Today, as I was waiting at LAX, I heard a final boarding announcement for a flight to Maui. I am dying for a real beach vacation, even more now that Santa Monica greeted me with fog and chill breezes. Simone is traveling a bunch this summer, between trips with her mother, summer camp, and “tante camp” with my baby sister, and I want to use some of that non-parenting time for one of those tropical escapes where I can surf/dive/swim and/or read/sip umbrella drinks/walk on the beach/snooze, remaining barefoot the vast majority of the time. I want to smell saltwater and coconuts when I wake up in the morning, not worry about where my next meal is coming from, and spend a week in a gentle haze of well-being. I want to disconnect from Facebook and Twitter (no, really!), but probably not Forkly, and be present to the moment over and over again.
And, at first, when I heard the final boarding call announcement to Hawaii, I thought, “Damn, I’d like to sneak on to that flight.” And, just as quickly, I realized I didn’t want that at all. “Shit,” I thought. “I just don’t want to take another vacation alone.” Even to Maui.
I know the potential pitfalls of traveling with someone else — being answerable to another’s agendas and preferences, subject to someone’s mood swings or allergies or low blood sugar meltdowns. I understand the risks to friendships that a long trip together can pose.
But I also crave the moments when you get to share in the adventure together. Like when you bite into the perfect croissant, and your eyes roll back into your head, and you realize that the person you’re with has been transported alongside you. Or when you’re standing together at the foot of some iconic monument or landmark, and you look at each other incredulously, and say, “Can you believe we’re here?” And the response is, “Can you believe we’re here, together?”
Or when everything goes terribly wrong — you’re lost, or delayed, or you realize you dropped $50 worth of foreign currency twenty minutes ago when you were reaching into your pocket for some Chapstick. Or when the hotel doesn’t have your reservation, or the train broke down and it’s 100 degrees in your train car, and you have to breathe through your mouth because not everybody you’re sharing air with remembered to shower that morning or maybe even that week. You commiserate, you get irritable, and then you take a deep breath and laugh, because travel is like that. And, a month later, when you’re safe at home and something reminds you of that one time when you got into a tense negotiation with the cab driver, the two of you can finally laugh about it for real, and revel in that shared story.
I have a theory that, when you travel, everything is a little bit better and a little bit worse than it normally would be. So a cold glass of mango nectar while you’re sitting on a veranda and watching the tide roll in is the best thing you’ve ever tasted. And when you miss your train to the next city and your only choice is to cool your heels for three hours until the next one comes, it feels like a bit more of a disaster than it would otherwise.
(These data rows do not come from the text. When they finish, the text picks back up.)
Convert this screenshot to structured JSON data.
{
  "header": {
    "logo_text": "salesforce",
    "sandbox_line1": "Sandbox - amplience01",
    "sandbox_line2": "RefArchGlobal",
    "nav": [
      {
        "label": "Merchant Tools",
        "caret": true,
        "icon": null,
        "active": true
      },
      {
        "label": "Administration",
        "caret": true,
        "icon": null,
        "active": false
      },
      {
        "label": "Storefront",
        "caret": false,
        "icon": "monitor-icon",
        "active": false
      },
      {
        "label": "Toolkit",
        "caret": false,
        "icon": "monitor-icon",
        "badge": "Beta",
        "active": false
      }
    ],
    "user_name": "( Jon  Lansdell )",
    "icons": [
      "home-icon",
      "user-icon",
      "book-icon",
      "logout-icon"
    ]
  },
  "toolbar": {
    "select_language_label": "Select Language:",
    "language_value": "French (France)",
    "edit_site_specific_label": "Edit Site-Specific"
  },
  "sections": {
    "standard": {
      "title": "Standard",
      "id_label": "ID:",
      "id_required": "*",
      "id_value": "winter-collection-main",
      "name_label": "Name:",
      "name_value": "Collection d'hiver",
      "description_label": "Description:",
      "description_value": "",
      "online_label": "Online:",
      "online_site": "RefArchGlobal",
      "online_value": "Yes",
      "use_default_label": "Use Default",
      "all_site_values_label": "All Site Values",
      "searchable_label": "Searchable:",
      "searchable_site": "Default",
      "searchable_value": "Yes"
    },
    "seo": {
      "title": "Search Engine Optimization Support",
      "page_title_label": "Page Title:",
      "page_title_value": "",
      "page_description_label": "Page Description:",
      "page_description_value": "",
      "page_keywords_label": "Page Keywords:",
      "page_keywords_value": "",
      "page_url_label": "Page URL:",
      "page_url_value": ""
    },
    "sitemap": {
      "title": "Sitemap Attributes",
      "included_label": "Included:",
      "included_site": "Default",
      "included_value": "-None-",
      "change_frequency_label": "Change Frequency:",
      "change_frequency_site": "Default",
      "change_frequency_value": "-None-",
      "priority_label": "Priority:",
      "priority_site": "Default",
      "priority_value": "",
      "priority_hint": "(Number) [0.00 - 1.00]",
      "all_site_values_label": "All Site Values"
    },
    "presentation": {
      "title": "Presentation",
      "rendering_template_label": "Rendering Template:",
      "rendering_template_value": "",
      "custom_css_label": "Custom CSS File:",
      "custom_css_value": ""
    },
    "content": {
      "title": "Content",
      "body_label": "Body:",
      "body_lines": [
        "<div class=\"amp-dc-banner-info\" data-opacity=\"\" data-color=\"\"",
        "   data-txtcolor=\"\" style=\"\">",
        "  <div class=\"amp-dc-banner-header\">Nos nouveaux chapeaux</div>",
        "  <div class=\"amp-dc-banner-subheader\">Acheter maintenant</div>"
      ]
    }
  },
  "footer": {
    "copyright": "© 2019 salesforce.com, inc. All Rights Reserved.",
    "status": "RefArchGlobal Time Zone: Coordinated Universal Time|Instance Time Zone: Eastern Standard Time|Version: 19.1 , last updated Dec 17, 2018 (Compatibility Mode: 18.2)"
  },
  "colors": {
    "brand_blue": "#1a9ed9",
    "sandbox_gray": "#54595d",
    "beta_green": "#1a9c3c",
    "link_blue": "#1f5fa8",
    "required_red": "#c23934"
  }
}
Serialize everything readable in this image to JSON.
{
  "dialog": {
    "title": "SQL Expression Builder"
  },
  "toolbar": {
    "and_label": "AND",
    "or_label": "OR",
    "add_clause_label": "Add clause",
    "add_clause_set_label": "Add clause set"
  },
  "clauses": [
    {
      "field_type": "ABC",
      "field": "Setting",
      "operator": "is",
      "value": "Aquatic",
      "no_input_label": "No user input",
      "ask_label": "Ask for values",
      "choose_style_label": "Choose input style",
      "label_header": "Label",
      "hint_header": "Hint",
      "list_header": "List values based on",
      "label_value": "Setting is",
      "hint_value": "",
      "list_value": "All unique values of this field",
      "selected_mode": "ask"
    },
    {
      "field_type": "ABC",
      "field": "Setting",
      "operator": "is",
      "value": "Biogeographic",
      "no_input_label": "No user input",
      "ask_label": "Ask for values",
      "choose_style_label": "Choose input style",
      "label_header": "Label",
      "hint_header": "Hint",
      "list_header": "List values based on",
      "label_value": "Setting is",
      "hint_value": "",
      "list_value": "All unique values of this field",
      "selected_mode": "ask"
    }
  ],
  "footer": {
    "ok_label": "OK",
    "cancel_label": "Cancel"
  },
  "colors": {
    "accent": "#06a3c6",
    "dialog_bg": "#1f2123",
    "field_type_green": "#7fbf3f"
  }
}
But traveling with someone whose style and flexibility is compatible with yours makes those highs even higher while ameliorating the lows. When you can depend on each other, it turns the minor (and major) disasters into a great story you’ll be able to tell later.
So, yeah. I miss that. I crave it. I want to run away to the beach this summer, but I don’t want to do it alone.
I don’t know what the solution is, but I’m hoping it’ll emerge — that one right girl, or a buddy who also wants to get the hell out, or maybe this post will start a conversation with a small group of people who are craving the exact same thing and want to organize a trip together.
I don’t have my heart set on a romantic getaway (though that would be lovely) — the key is to have my toes in the sand and the knowledge that someone I like is nearby thinking, “This was a great idea.”